Les mobilisations à l’occasion de la journée internationale des migrant·e·s qui auront lieu partout dans le pays (et dans beaucoup d’autres1) du 14 au 18 décembre seront le 1er acte d’une campagne qui va se développer dans les mois qui viennent pour obtenir la régularisation massive de sans-papiers, lutter pour les droits des mineur·e·s isolé·e·s et l’hébergement des migrant·es à la rue et enfin pour se donner les moyens de renverser le climat raciste. De la réussite de ces mobilisations du 14 au 18 décembre dépendront nos capacités à construire cette campagne pour gagner.

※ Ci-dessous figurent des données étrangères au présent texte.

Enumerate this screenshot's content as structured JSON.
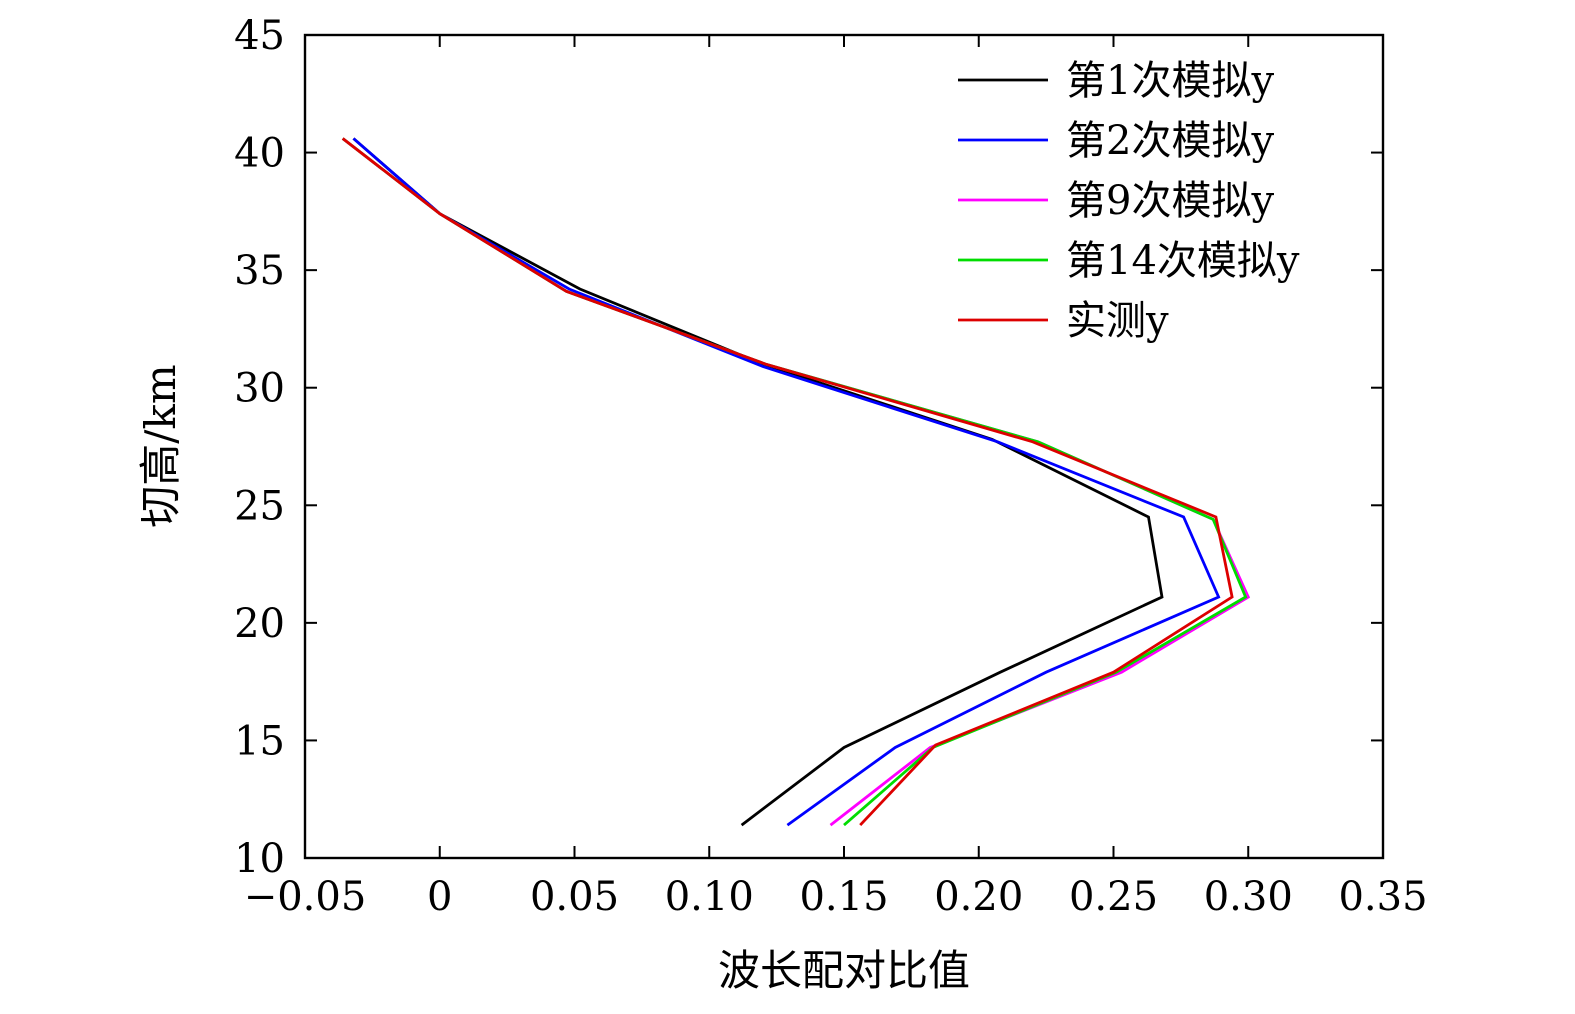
{
  "chart_data": {
    "type": "line",
    "xlabel": "波长配对比值",
    "ylabel": "切高/km",
    "xlim": [
      -0.05,
      0.35
    ],
    "ylim": [
      10,
      45
    ],
    "xticks": [
      {
        "value": -0.05,
        "label": "−0.05"
      },
      {
        "value": 0,
        "label": "0"
      },
      {
        "value": 0.05,
        "label": "0.05"
      },
      {
        "value": 0.1,
        "label": "0.10"
      },
      {
        "value": 0.15,
        "label": "0.15"
      },
      {
        "value": 0.2,
        "label": "0.20"
      },
      {
        "value": 0.25,
        "label": "0.25"
      },
      {
        "value": 0.3,
        "label": "0.30"
      },
      {
        "value": 0.35,
        "label": "0.35"
      }
    ],
    "yticks": [
      {
        "value": 10,
        "label": "10"
      },
      {
        "value": 15,
        "label": "15"
      },
      {
        "value": 20,
        "label": "20"
      },
      {
        "value": 25,
        "label": "25"
      },
      {
        "value": 30,
        "label": "30"
      },
      {
        "value": 35,
        "label": "35"
      },
      {
        "value": 40,
        "label": "40"
      },
      {
        "value": 45,
        "label": "45"
      }
    ],
    "grid": false,
    "legend_position": "top-right",
    "series": [
      {
        "name": "第1次模拟y",
        "color": "#000000",
        "points": [
          [
            -0.032,
            40.6
          ],
          [
            0.0,
            37.4
          ],
          [
            0.052,
            34.2
          ],
          [
            0.12,
            31.0
          ],
          [
            0.205,
            27.8
          ],
          [
            0.263,
            24.5
          ],
          [
            0.268,
            21.1
          ],
          [
            0.208,
            17.9
          ],
          [
            0.15,
            14.7
          ],
          [
            0.112,
            11.4
          ]
        ]
      },
      {
        "name": "第2次模拟y",
        "color": "#0000ff",
        "points": [
          [
            -0.032,
            40.6
          ],
          [
            0.0,
            37.4
          ],
          [
            0.048,
            34.2
          ],
          [
            0.12,
            30.9
          ],
          [
            0.207,
            27.7
          ],
          [
            0.276,
            24.5
          ],
          [
            0.289,
            21.1
          ],
          [
            0.225,
            17.9
          ],
          [
            0.169,
            14.7
          ],
          [
            0.129,
            11.4
          ]
        ]
      },
      {
        "name": "第9次模拟y",
        "color": "#ff00ff",
        "points": [
          [
            -0.036,
            40.6
          ],
          [
            0.0,
            37.4
          ],
          [
            0.047,
            34.1
          ],
          [
            0.121,
            31.0
          ],
          [
            0.222,
            27.7
          ],
          [
            0.287,
            24.4
          ],
          [
            0.3,
            21.1
          ],
          [
            0.253,
            17.9
          ],
          [
            0.182,
            14.7
          ],
          [
            0.145,
            11.4
          ]
        ]
      },
      {
        "name": "第14次模拟y",
        "color": "#00dd00",
        "points": [
          [
            -0.036,
            40.6
          ],
          [
            0.0,
            37.4
          ],
          [
            0.047,
            34.1
          ],
          [
            0.121,
            31.0
          ],
          [
            0.222,
            27.7
          ],
          [
            0.287,
            24.4
          ],
          [
            0.299,
            21.1
          ],
          [
            0.251,
            17.9
          ],
          [
            0.183,
            14.7
          ],
          [
            0.15,
            11.4
          ]
        ]
      },
      {
        "name": "实测y",
        "color": "#dd0000",
        "points": [
          [
            -0.036,
            40.6
          ],
          [
            0.0,
            37.4
          ],
          [
            0.047,
            34.1
          ],
          [
            0.121,
            31.0
          ],
          [
            0.22,
            27.7
          ],
          [
            0.288,
            24.5
          ],
          [
            0.294,
            21.1
          ],
          [
            0.25,
            17.9
          ],
          [
            0.184,
            14.8
          ],
          [
            0.156,
            11.4
          ]
        ]
      }
    ]
  }
}
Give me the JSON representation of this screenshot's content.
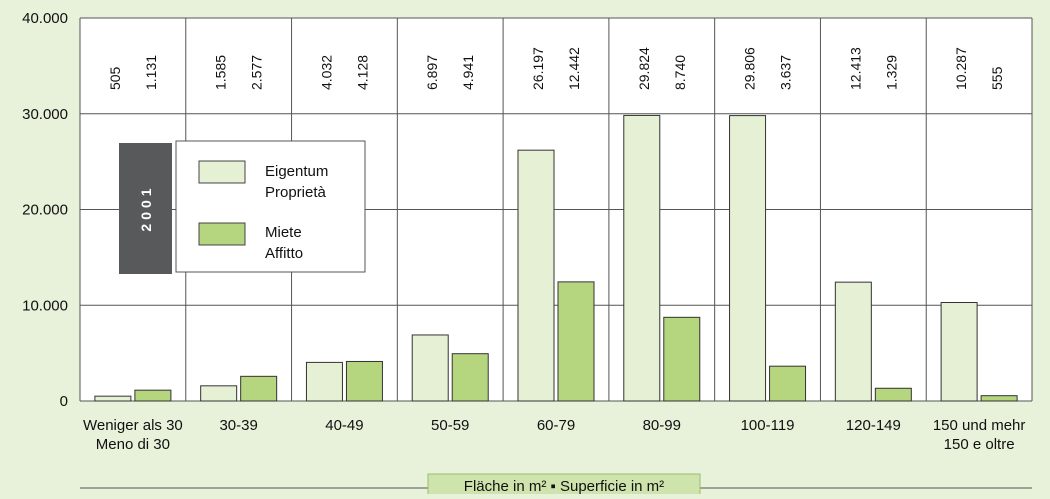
{
  "chart_data": {
    "type": "bar",
    "year_badge": "2001",
    "categories": [
      [
        "Weniger als 30",
        "Meno di 30"
      ],
      [
        "30-39"
      ],
      [
        "40-49"
      ],
      [
        "50-59"
      ],
      [
        "60-79"
      ],
      [
        "80-99"
      ],
      [
        "100-119"
      ],
      [
        "120-149"
      ],
      [
        "150 und mehr",
        "150 e oltre"
      ]
    ],
    "series": [
      {
        "name": [
          "Eigentum",
          "Proprietà"
        ],
        "color": "#e6f0d4",
        "values": [
          505,
          1585,
          4032,
          6897,
          26197,
          29824,
          29806,
          12413,
          10287
        ],
        "labels": [
          "505",
          "1.585",
          "4.032",
          "6.897",
          "26.197",
          "29.824",
          "29.806",
          "12.413",
          "10.287"
        ]
      },
      {
        "name": [
          "Miete",
          "Affitto"
        ],
        "color": "#b5d57f",
        "values": [
          1131,
          2577,
          4128,
          4941,
          12442,
          8740,
          3637,
          1329,
          555
        ],
        "labels": [
          "1.131",
          "2.577",
          "4.128",
          "4.941",
          "12.442",
          "8.740",
          "3.637",
          "1.329",
          "555"
        ]
      }
    ],
    "yticks": [
      {
        "value": 0,
        "label": "0"
      },
      {
        "value": 10000,
        "label": "10.000"
      },
      {
        "value": 20000,
        "label": "20.000"
      },
      {
        "value": 30000,
        "label": "30.000"
      },
      {
        "value": 40000,
        "label": "40.000"
      }
    ],
    "ylim": [
      0,
      40000
    ],
    "xlabel": "Fläche in m² ▪ Superficie in m²",
    "legend_position": "left",
    "grid": true
  }
}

À travers son implication et ses interventions dans la préparation de ces mobilisations, la CGT a posé concrètement la grève comme un des moyens à travers lequel la lutte pourra se développer dans cette campagne, notamment pour obtenir des régularisations. Les dernières grèves massives de travailleur·euses sans-papiers remontent à octobre 2023 : Dès le 17 octobre, partout en Ile de France des travailleur·euses sans-papiers occupent leurs lieux de travail. Soutenus par la CNT-SO, les collectifs de sans-papiers et la Marche des Solidarités, des travailleur·euses en grève occupent un site des Jeux Olympiques. Et soutenu·es par la CGT, plus de 500 travailleur·euses occupent 33 entreprises, pour la plupart des agences d’intérim. Tous les piquets de grève soutenus par la CGT parviendront à obtenir quelques mois plus tard un accord de la part de Darmanin pour que tous·tes les grévistes soient régularisé·es avec plusieurs dizaines de leurs camarades du Nord, de la Marne et de Seine-Maritime en lutte à Emmaüs, Amazon ou encore en tant que saisonnièr·es agricoles.
Entre le début de cette grève et l’obtention des régularisations, la loi Darmanin avait été votée par la majorité présidentielle et les député·es fascistes du Rassemblement National. Déjà pour les grévistes de 2023, les accords ont été plus difficiles à obtenir que lors des mouvements précédents et ils n’ont pas concerné les grévistes du chantier des JO. Comme pour d’autres luttes récentes telles que celle soutenue par le syndicat Solidaires à Chronopost, cela illustrait déjà un durcissement en cours du pouvoir sur les questions de régularisation. L’Etat met désormais en application la loi Darmanin et impose à tout mouvement pour la régularisation d’élever le rapport de force requis pour gagner.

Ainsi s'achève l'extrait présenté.